К другой категории «внутренних врагов» он отнес тех чиновников «посторонних ведомств»*, которые, выставляя вперед принцип разделения властей, тем самым стремятся к пагубному административному сепаратизму.

— Многие из вас, господа, не понимают этого, — сказал он, не то гневно, не то иронически взглядывая в ту сторону, где стояли члены казенной палаты, — и потому чересчур уж широкой рукой пользуются предоставленными им прерогативами. Думают только о себе, а про старших или совсем забывают, или не в той мере помнят, в какой по закону помнить надлежит. На будущее время все эти фанаберии должны быть оставлены. Я здесь всех критикую, я-с. А на себя никаких критик не потерплю-с!

Высказавши это, он в заключение воскликнул:

— А теперь обратимся к подателю всех благ и вознесем к нему теплые мольбы о ниспослании любезному отечеству нашему победы и одоления. Милости просим в собор, господа!

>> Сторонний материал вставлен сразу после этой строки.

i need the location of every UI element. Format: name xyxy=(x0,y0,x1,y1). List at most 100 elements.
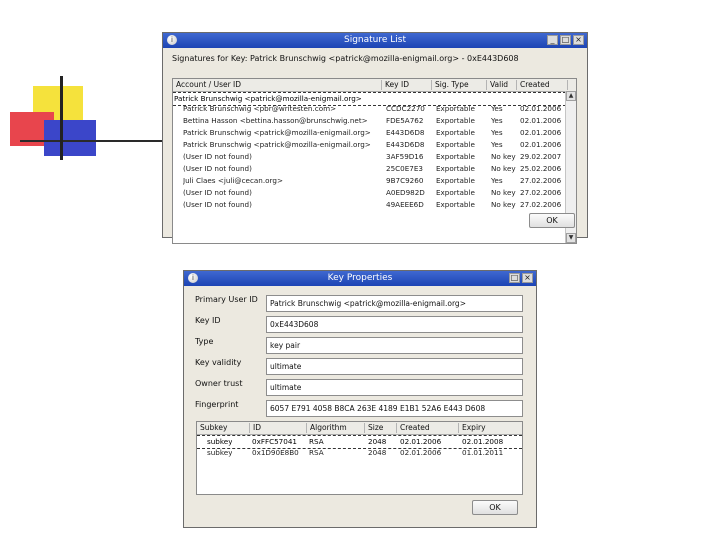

Речь эта произвела очень разнообразное впечатление. Губернское правление торжествовало, казенная палата казалась сконфуженною, палата государственных имуществ внимала в гордом сознании своего благородства. Батальонный командир держал руки по швам, жандармский полковник старался вникнуть.

Даже строительная комиссия — и та соображала, нельзя ли и ей примкнуть к общему патриотическому настроению, вызвавшись взять на себя хозяйственную заготовку пик и другого неогнестрельного оружия.

Я ехал в собор вместе с Погудиным.

— А ведь речь-то хоть куда! — сказал я, — и, главное, совсем неожиданно.

— Это бывает, — ответил он, — в моей практике я и не такие чудеса видел. Позвали меня однажды к попу. Прихожу, лежит мой поп, как колода, языком не владеет, не слышит, не видит, только носом нюхает. Домашние, разумеется, в смятении; приготовляют горчишники, припарки. «Не нужно, говорю, ничего, а вот поднесите ему к носу ассигнацию». И что ж бы вы думали? как только он нюхнул, вдруг вскочил как встрепанный! Откуда что полезло: и заговорил, и прозрел, и услышал! И сейчас же водки попросил.

— Ну, вы это ехидничаете. А вы по правде скажите: хороша речь?

— Хороша-то хороша. И критиков заранее устранил, и насчет этой дележки: «Об себе, мол, думаете, а старших забываете»… хоть куда! Только вот что я вам скажу: не бывать вороне орлом! Как он там ни топырься, а оставят они его по-прежнему на одних балыках!

— Будто бы!

— Право, так. Взглянул я давеча на управляющего палатой государственных имуществ: уж так он благородно смотрел! Словно так вот всем естеством и говорит: «Ты только меня припусти к ополчению, а уж я тебе покажу, где раки зимуют!»

— Да ведь вы известный пессимист!

— Верьте моей опытности. Управляющий палатой государственных имуществ — это именно тот самый человек, про которого еще в древности писано было: «И придут нецыи*, и на вратах жилищ своих начертают: „Здесь стригут, бреют и кровь отворяют"». А Набрюшникову — балыки!

Когда мы приехали в собор, литургия уже оканчивалась. Потом шел молебен с коленопреклонением. Певчие превзошли себя, протодьякон тоже. Набрюшников стоял впереди и от времени до времени осматривался назад, как бы испытывал, нет ли где «внутренних врагов». Я случайно взглянул на управляющего палатой государственных имуществ. Он смотрел благородно и вместе с прочими выражал доверие в силу русского оружия, но с тем лишь непременным условием, если ему, управляющему, будет предоставлено хозяйственное заготовление нужных для ополчения вещей. Не знаю почему, но мне невольно вспомнились при этом слова Погудина: «А Набрюшникову — балыки!»